LAS VEGAS — Gunfire erupted at the Caesars Palace hotel-casino early Saturday when a man who had been knocked down in a fistfight retrieved a weapon and shot two persons, police reported.

Police are looking for Richard Earl Shepherd Jr., 34, of Las Vegas, said Officer Ramon Denby of the Las Vegas Metro Police Department.

The wounded men, whose names were not immediately released, were treated at a hospital and released, Officer Denby said.

The dispute may have occurred as a result of remarks made by a group of men to a woman with whom Mr. Shepherd was walking, Officer Denby said. Police were also investigating whether it was gang-related.


Medal mowed into park field

HAMPTONBURGH — An artist has mowed an 850,000-square-foot rendering of a Purple Heart medal into a park field to honor the 75th anniversary of the medal that commends servicemembers killed or wounded in action.

The rendering in Thomas Bull Memorial Park in this city 55 miles northwest of New York City was done by field artist and painter Roger Baker, whose past works include the Statue of Liberty and Elvis Presley.
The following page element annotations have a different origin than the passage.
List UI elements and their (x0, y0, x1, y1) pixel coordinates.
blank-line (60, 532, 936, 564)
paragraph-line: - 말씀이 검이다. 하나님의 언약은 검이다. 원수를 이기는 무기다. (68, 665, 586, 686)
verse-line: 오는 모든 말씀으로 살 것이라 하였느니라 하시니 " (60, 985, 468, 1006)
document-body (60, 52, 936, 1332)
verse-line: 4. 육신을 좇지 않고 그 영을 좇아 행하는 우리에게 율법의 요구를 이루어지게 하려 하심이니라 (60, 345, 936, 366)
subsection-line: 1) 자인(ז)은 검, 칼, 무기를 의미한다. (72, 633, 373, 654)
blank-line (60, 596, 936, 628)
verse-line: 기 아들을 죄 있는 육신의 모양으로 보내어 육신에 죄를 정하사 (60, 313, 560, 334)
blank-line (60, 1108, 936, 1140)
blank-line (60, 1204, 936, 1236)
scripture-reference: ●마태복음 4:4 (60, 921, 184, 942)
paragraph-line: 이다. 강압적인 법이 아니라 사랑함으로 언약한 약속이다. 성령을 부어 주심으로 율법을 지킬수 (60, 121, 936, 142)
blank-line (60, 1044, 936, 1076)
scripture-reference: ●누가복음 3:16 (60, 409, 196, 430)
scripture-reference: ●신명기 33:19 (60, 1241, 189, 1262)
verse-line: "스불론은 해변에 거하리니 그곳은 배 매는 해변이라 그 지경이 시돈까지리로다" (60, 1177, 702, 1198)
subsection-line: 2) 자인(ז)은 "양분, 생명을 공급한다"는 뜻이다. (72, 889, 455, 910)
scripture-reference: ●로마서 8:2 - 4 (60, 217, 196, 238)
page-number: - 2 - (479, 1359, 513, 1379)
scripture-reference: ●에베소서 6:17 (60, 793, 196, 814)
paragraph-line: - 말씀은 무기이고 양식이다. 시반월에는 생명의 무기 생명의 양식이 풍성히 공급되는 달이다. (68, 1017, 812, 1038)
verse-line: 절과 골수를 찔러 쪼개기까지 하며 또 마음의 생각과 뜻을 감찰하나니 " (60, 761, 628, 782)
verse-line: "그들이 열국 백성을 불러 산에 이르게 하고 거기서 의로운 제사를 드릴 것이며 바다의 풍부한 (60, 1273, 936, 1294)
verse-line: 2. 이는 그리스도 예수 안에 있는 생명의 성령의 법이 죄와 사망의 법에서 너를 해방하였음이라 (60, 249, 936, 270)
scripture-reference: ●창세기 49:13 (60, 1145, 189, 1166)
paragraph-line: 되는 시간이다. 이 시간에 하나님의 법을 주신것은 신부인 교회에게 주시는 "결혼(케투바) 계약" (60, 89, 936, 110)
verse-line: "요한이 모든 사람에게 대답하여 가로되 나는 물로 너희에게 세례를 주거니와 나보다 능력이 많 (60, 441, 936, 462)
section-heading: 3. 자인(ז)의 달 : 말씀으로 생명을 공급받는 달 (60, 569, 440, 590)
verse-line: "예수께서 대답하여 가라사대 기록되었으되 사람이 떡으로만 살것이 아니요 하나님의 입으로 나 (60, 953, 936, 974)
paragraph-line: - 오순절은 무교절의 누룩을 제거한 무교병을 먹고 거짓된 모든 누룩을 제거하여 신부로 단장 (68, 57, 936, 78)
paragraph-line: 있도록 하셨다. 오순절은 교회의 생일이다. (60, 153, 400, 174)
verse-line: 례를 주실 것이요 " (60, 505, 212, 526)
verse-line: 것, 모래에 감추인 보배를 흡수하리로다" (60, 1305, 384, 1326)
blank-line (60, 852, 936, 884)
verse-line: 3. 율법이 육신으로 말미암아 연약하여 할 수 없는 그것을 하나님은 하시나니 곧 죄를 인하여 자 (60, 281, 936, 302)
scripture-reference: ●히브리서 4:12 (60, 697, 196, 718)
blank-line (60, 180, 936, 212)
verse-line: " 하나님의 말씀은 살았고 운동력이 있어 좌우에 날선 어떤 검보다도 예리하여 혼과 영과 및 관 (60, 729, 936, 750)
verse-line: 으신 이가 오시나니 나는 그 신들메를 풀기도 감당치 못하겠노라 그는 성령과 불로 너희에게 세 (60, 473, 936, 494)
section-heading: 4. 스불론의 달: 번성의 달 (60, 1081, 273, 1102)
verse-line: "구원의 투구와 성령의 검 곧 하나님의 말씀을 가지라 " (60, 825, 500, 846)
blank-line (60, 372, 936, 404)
Mr. Baker said the project followed a chance meeting with Bill Bacon, membership director of the Military Order of the Purple Heart.

The New Windsor Cantonment, in what is now Orange County, was the final encampment of the Revolutionary Army. To honor the service of select troops, Gen. George Washington presented a small purple cloth Badge of Merit — the precursor to the Purple Heart medal.


2 men detained over suspicious item

GOOSE CREEK — Two men were detained after police found a suspicious item in their car during a routine traffic stop near Charleston and detonated it, authorities said yesterday.

The men, who had been stopped for speeding, were being held pending a charge of unlawful possession of an explosive device, said Berkeley County Sheriff’s Lt. Vince Lombard. No charges had been filed as of yesterday afternoon, Berkeley County Chief Deputy Butch Henerey told the Post and Courier of Charleston for an article posted on its Web site yesterday.

Lt. Lombard would not say what the device was or what bomb technicians from neighboring Charleston County exploded at about 2:45 a.m. yesterday.

Authorities closed a milelong stretch of U.S. Highway 176 at about 7 p.m. Saturday, and federal officials said there was “no immediate threat.” It reopened at about 4 a.m. yesterday.


5 arrested at Hiroshima protest

OAK RIDGE — Five protesters were arrested Saturday at the Y-12 nuclear weapons plant during a demonstration marking the anniversary of the atomic bombing of Hiroshima, Japan.

The five were arrested on charges of obstructing a roadway at the entrance of the plant in Oak Ridge, where much of the work was done for the World War II-era Manhattan Project.

About 200 protesters were at the plant, and the Oak Ridge Peace Alliance has several other events planned throughout the week for today’s 62nd anniversary of the bombing of Hiroshima and the Aug. 9 anniversary of the atomic bombing of Nagasaki, Japan. The group has organized annual protests at the Y-12 plant for nearly 20 years.